Im hier abgedruckten Auszug rekonstruiert Alberto Toscano den Ansatz der radikalen schwarzen Theoretiker*innen Angela Davis und George Jackson. (Link zu Teil 1 des Auszugs).
Wie Angela Davis betont auch (der 1971 von der Polizei im Gefängnis erschossene Sozialrevolutionär, Anm.d.Übs.) George Jackson die Notwendigkeit, den Faschismus nicht als statische Form, sondern als Prozess zu begreifen, der von seinen politischen und wirtschaftlichen Kontexten geprägt ist. Deshalb sei die Aussagekraft von Modellen, Analogien oder Idealtypen begrenzt.

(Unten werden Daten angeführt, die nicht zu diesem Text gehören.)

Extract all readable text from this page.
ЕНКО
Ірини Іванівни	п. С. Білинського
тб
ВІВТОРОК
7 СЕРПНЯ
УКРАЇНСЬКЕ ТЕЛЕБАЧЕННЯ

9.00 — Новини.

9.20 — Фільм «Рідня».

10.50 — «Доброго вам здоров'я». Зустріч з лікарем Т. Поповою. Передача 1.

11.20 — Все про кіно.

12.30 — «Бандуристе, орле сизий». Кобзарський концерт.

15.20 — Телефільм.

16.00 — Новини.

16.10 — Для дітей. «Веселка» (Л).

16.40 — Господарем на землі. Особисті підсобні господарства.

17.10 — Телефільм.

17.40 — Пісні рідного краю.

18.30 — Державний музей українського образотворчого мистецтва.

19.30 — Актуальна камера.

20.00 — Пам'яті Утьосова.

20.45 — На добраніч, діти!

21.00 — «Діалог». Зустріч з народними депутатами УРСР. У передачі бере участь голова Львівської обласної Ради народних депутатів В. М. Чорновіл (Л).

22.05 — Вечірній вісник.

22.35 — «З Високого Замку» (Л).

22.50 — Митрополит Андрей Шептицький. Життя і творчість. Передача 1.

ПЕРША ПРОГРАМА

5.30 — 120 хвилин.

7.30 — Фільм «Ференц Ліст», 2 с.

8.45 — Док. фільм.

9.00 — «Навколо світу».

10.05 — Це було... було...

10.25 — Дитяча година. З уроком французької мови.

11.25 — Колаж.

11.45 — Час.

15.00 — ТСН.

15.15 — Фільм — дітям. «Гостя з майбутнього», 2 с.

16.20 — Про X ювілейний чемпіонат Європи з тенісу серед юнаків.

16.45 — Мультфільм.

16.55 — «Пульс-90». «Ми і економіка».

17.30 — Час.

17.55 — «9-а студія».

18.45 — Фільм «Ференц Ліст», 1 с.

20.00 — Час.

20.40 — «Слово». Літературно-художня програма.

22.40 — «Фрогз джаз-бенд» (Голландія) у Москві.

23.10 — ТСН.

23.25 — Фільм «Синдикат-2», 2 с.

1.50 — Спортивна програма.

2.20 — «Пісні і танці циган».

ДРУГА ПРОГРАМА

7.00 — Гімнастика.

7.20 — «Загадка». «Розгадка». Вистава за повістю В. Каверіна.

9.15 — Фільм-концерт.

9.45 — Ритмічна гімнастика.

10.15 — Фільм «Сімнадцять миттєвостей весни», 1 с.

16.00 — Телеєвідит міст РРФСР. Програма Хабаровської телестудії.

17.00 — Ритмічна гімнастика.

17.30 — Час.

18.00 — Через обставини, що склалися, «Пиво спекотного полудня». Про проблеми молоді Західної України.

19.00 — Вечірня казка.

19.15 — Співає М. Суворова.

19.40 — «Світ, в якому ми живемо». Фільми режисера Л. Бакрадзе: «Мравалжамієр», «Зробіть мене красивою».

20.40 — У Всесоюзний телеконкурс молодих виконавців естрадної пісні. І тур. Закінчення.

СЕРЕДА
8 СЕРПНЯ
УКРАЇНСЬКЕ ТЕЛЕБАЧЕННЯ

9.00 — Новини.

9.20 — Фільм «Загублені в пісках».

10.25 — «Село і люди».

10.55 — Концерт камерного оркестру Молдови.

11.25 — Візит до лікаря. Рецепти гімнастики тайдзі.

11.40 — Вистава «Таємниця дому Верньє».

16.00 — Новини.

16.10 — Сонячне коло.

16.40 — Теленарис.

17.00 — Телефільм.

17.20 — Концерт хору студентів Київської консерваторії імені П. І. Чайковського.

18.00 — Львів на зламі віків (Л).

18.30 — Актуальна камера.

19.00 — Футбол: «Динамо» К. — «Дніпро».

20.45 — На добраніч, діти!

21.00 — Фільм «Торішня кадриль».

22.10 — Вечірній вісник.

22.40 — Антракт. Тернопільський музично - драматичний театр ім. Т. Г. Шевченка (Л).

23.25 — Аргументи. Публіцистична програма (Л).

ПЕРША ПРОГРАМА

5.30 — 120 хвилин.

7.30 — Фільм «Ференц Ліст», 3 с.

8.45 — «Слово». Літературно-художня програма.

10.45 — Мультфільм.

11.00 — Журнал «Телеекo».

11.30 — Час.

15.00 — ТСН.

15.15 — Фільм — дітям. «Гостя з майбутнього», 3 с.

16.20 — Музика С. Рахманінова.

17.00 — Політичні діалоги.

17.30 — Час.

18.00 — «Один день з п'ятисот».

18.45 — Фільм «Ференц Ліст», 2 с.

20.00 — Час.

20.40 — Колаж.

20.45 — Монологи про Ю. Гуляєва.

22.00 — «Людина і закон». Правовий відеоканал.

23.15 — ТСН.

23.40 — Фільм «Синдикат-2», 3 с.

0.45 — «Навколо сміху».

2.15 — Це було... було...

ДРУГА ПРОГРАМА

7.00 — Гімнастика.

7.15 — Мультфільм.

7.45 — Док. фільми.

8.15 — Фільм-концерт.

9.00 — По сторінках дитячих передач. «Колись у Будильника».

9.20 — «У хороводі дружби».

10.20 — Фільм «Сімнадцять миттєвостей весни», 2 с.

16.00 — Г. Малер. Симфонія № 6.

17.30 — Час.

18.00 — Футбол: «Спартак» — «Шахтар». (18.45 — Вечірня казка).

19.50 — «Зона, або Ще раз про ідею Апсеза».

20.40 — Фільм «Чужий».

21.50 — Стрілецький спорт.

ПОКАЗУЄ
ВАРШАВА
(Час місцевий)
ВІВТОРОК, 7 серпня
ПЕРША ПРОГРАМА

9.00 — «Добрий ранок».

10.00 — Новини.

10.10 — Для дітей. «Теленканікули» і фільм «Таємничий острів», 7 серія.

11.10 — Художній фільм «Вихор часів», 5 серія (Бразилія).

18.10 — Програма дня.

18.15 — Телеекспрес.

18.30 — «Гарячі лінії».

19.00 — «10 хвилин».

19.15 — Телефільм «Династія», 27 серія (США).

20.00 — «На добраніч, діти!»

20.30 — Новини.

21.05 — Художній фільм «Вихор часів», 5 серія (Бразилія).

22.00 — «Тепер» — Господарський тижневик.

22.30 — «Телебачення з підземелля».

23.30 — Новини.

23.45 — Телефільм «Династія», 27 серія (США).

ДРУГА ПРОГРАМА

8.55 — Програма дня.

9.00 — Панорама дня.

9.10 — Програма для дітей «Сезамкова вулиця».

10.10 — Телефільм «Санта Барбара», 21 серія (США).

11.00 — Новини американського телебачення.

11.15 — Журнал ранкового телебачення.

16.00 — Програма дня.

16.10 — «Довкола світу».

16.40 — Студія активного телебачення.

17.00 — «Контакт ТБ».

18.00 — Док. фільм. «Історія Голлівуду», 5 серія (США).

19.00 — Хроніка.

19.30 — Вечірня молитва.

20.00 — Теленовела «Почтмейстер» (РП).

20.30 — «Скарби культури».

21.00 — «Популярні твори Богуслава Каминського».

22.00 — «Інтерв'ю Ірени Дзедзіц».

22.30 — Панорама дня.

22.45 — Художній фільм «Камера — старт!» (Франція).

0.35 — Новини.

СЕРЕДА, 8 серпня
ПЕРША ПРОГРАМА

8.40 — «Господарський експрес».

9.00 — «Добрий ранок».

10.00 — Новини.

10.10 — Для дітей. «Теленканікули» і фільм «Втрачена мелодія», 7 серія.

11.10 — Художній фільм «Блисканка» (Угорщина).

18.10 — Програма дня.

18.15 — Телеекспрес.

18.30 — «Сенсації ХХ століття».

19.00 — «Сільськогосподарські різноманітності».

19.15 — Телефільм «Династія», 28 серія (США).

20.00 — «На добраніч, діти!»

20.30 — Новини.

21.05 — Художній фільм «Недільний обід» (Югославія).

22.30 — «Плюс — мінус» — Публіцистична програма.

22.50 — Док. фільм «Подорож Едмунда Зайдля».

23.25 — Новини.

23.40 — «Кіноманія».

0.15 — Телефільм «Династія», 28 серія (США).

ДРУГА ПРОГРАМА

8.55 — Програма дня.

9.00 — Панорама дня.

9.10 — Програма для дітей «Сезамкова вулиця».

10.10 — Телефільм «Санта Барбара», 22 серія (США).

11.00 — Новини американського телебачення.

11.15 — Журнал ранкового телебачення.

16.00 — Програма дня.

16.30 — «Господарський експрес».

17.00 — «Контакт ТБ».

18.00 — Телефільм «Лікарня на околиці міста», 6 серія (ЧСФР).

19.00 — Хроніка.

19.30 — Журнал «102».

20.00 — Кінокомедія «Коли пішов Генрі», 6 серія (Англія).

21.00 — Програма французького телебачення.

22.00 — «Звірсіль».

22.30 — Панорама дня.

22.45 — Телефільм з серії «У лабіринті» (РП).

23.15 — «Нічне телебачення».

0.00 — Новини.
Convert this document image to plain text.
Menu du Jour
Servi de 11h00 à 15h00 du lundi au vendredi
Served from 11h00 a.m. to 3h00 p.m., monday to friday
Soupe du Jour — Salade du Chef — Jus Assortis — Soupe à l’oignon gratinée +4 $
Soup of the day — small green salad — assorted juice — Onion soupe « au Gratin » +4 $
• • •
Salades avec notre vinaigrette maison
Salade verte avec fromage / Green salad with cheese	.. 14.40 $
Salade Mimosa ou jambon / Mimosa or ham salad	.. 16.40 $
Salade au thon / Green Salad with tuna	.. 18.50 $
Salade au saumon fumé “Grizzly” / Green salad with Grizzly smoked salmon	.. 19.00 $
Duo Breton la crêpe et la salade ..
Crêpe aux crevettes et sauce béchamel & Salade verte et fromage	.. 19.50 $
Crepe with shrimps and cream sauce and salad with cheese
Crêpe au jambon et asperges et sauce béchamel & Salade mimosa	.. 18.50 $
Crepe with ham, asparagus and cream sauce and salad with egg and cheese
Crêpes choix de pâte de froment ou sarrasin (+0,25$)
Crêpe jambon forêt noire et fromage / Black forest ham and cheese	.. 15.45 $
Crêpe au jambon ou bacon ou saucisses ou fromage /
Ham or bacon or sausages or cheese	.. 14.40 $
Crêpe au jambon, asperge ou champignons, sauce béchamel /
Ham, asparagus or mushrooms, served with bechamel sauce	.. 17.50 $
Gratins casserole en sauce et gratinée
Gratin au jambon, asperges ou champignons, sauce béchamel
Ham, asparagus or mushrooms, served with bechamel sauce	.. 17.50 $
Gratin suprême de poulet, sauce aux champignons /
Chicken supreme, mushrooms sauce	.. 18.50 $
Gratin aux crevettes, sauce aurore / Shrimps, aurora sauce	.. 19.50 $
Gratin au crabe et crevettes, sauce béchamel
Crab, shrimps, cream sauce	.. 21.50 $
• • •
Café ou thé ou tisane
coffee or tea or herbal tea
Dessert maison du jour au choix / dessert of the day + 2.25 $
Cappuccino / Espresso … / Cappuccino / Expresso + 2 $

Jackson beschreibt, wie sich der Faschismus historisch »aus von Nation zu Nation unterschiedlichen Stadien des traditionellen kapitalistischen Zerfalls entwickelte«. Obgleich der Faschismus für den Autor von Soledad Brother eng mit der Umstrukturierung des kapitalistischen Staates verbunden ist, stellt er zugleich auch eine konterrevolutionäre Form dar, was sich in der Gewalt äußert, mit der er jeder substanziellen Bedrohung der Integrität des Staats des Kapitals begegnet. Nichtsdestotrotz ist aufschlussreich, dass der Faschismus für Jackson – ähnlich wie in Nicos Poulantzas’ Analyse in Faschismus und Diktatur – nicht direkt auf eine aufstrebende revolutionäre Kraft reagiert; er ist eher eine Art verspätete Konterrevolution, die von der Schwäche oder Niederlage der antikapitalistischen Linken profitiert.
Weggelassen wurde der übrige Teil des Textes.